I don’t want the assessment. I try to say that there’s nothing wrong with my son. He’s perfectly perfect. But with the constipation issues and the potty training issues… The temper tantrums that can last for hours over the slightest thing… That two months ago he was completely dressing himself, right down to his socks and shoes, only to now need to be forced into wearing anything.
I can’t deny that something is wrong. The entire family is feeling the strain. My daughter, my sweet little girl, is trying so hard to cheer me up or distract me by closing my laptop whenever I start to cry. Or she hands me a book. Norton comes in and gives me a hug while saying, “It’s okay, Mommy.” He looks at me and asks “Are you hurt?”
I’d love to think that he’s showing compassion. But I can’t help but wonder how much of this is just the echolalia because those are the kinds of things that I say to him when he cries.
My husband is feeling the stress of the volatile household. I’m stressed out and depressed. I end each day feeling like I’ve been in some kind of POW camp, suffering from the psychological and physical abuse from my child while trying to keep my cool. Even the dogs are acting out. T’akaya the wonderful, brilliant border collie has taken to spite peeing in our bedroom whenever we confine her downstairs. And we were doing so for her own protection.
I don’t want our son to have autism. I don’t want to have to lower my expectations. I thought he was going to have a wonderful, bright future in a professional field. I thought he would be able to care for us when we’re old. Now I find myself wondering what’s going to happen to him after we’re gone. What next?
Then I read things that suggest that autism often shows up with lower than average IQs… and my son is smart. That can’t be my son. Not when he figures out mechanics so smoothly, so easily. The worst part of my son being anything other than “neurotypical” is the possibility that he might not be the smart kid.

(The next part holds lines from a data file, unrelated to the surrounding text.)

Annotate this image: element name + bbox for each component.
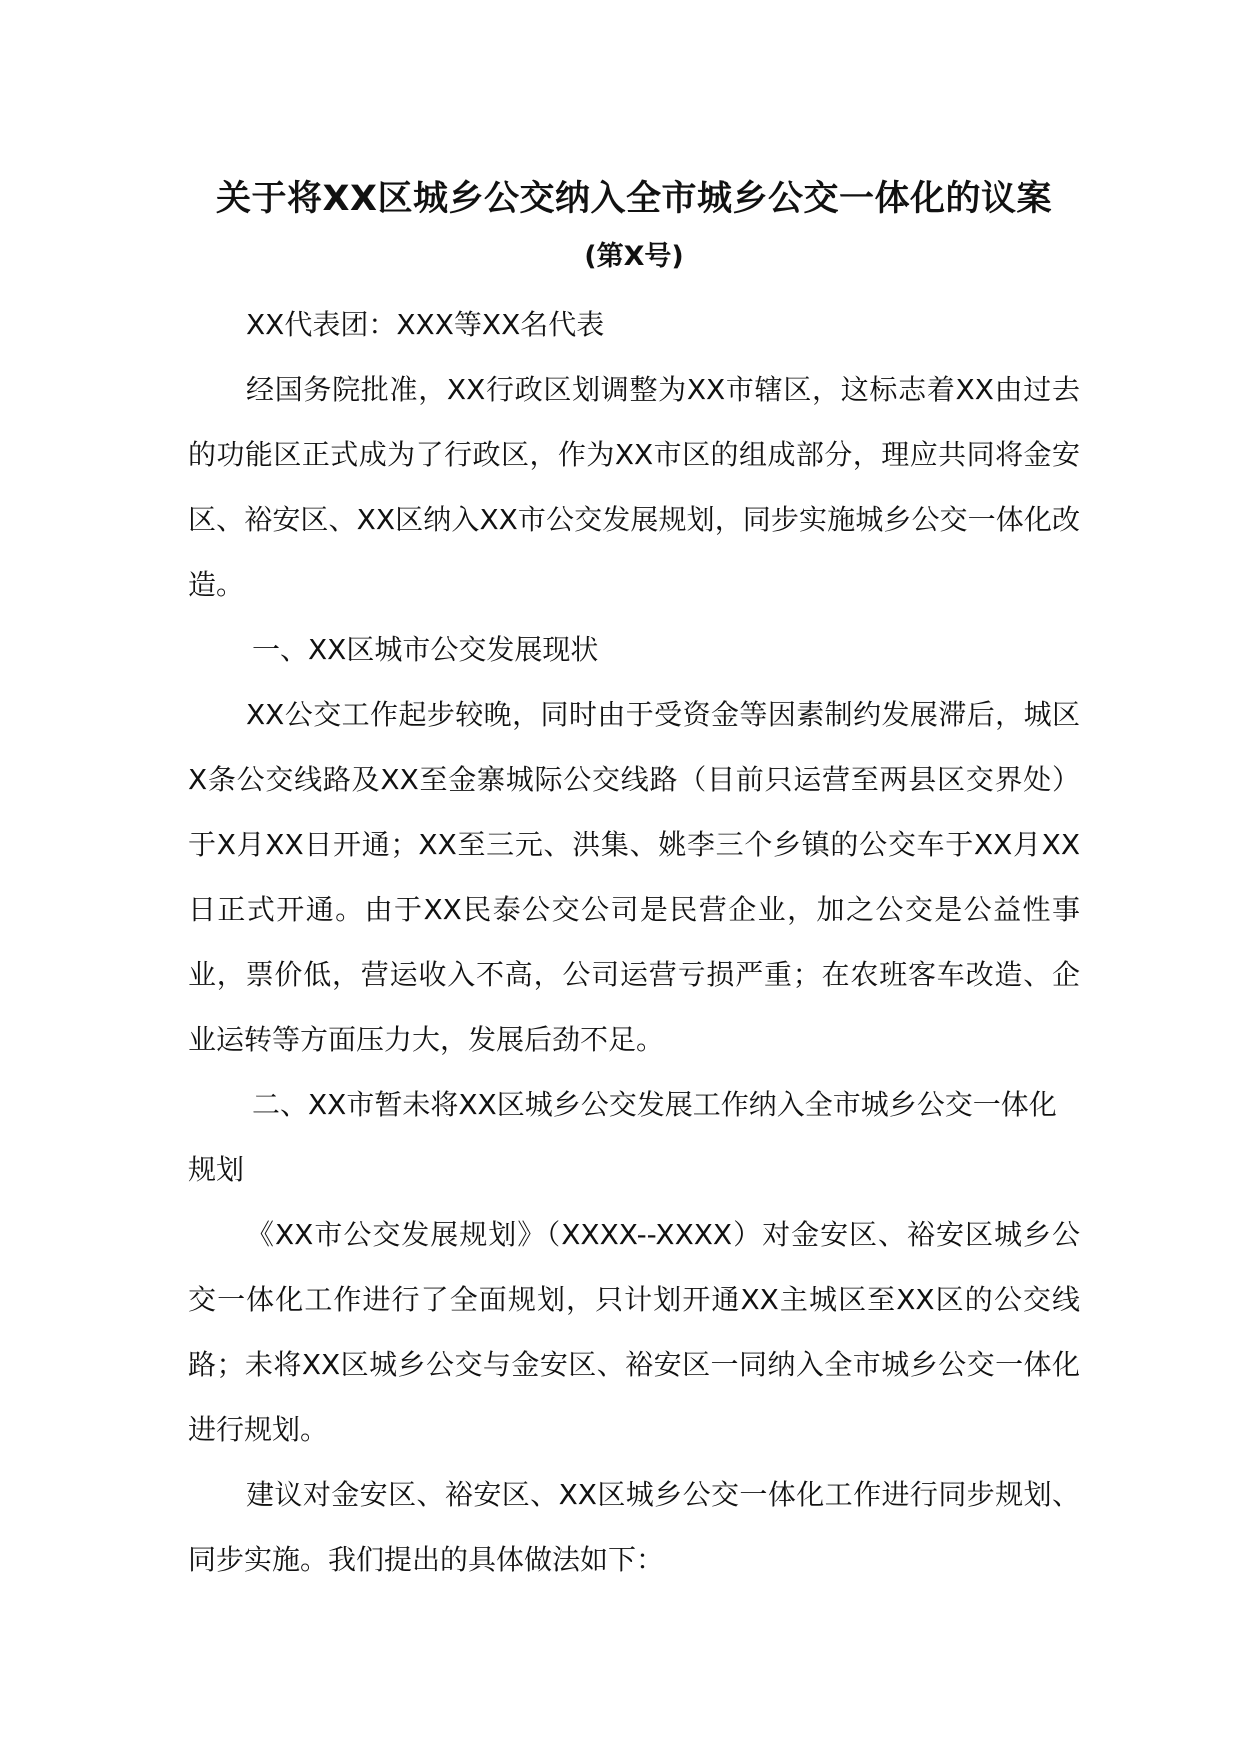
document-page [188,170,1080,1592]
paragraph-intro: 经国务院批准，XX行政区划调整为XX市辖区，这标志着XX由过去的功能区正式成为了行政区，作为XX市区的组成部分，理应共同将金安区、裕安区、XX区纳入XX市公交发展规划，同步实施城乡公交一体化改造。 [188,373,1080,601]
document-title: 关于将XX区城乡公交纳入全市城乡公交一体化的议案 [216,179,1052,219]
paragraph-status: XX公交工作起步较晚，同时由于受资金等因素制约发展滞后，城区X条公交线路及XX至金寨城际公交线路（目前只运营至两县区交界处）于X月XX日开通；XX至三元、洪集、姚李三个乡镇的公交车于XX月XX日正式开通。由于XX民泰公交公司是民营企业，加之公交是公益性事业，票价低，营运收入不高，公司运营亏损严重；在农班客车改造、企业运转等方面压力大，发展后劲不足。 [188,698,1080,1056]
paragraph-suggestion: 建议对金安区、裕安区、XX区城乡公交一体化工作进行同步规划、同步实施。我们提出的具体做法如下： [188,1478,1080,1576]
document-number: (第X号) [584,241,684,272]
paragraph-plan: 《XX市公交发展规划》（XXXX--XXXX）对金安区、裕安区城乡公交一体化工作进行了全面规划，只计划开通XX主城区至XX区的公交线路；未将XX区城乡公交与金安区、裕安区一同纳入全市城乡公交一体化进行规划。 [188,1218,1080,1446]
section-heading-1: 一、XX区城市公交发展现状 [252,633,599,666]
section-heading-2: 二、XX市暂未将XX区城乡公交发展工作纳入全市城乡公交一体化规划 [188,1088,1057,1186]
proposer-line: XX代表团：XXX等XX名代表 [246,308,605,341]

I read things about how children on the spectrum have muscle tone or coordination issues. Norton does not. He is actually extremely coordinated. He doesn’t fall over. He doesn’t have muscle tone issues or move differently. With the cognitive issues, he doesn’t display pronoun reversal. He understands that “I” and “me” refer to oneself (although he does frequently refer to himself in third person as “the Norton”) and that “you” is someone else. I think about all of those things that are typical of autism that he doesn’t do and feel marginally better. Not superior, but less panicky about there being something wrong.
Please, please don’t let our son be broken. I can fix hurt feelings and skinned knees. But autism? This is something so far beyond what I know that I’m just lost.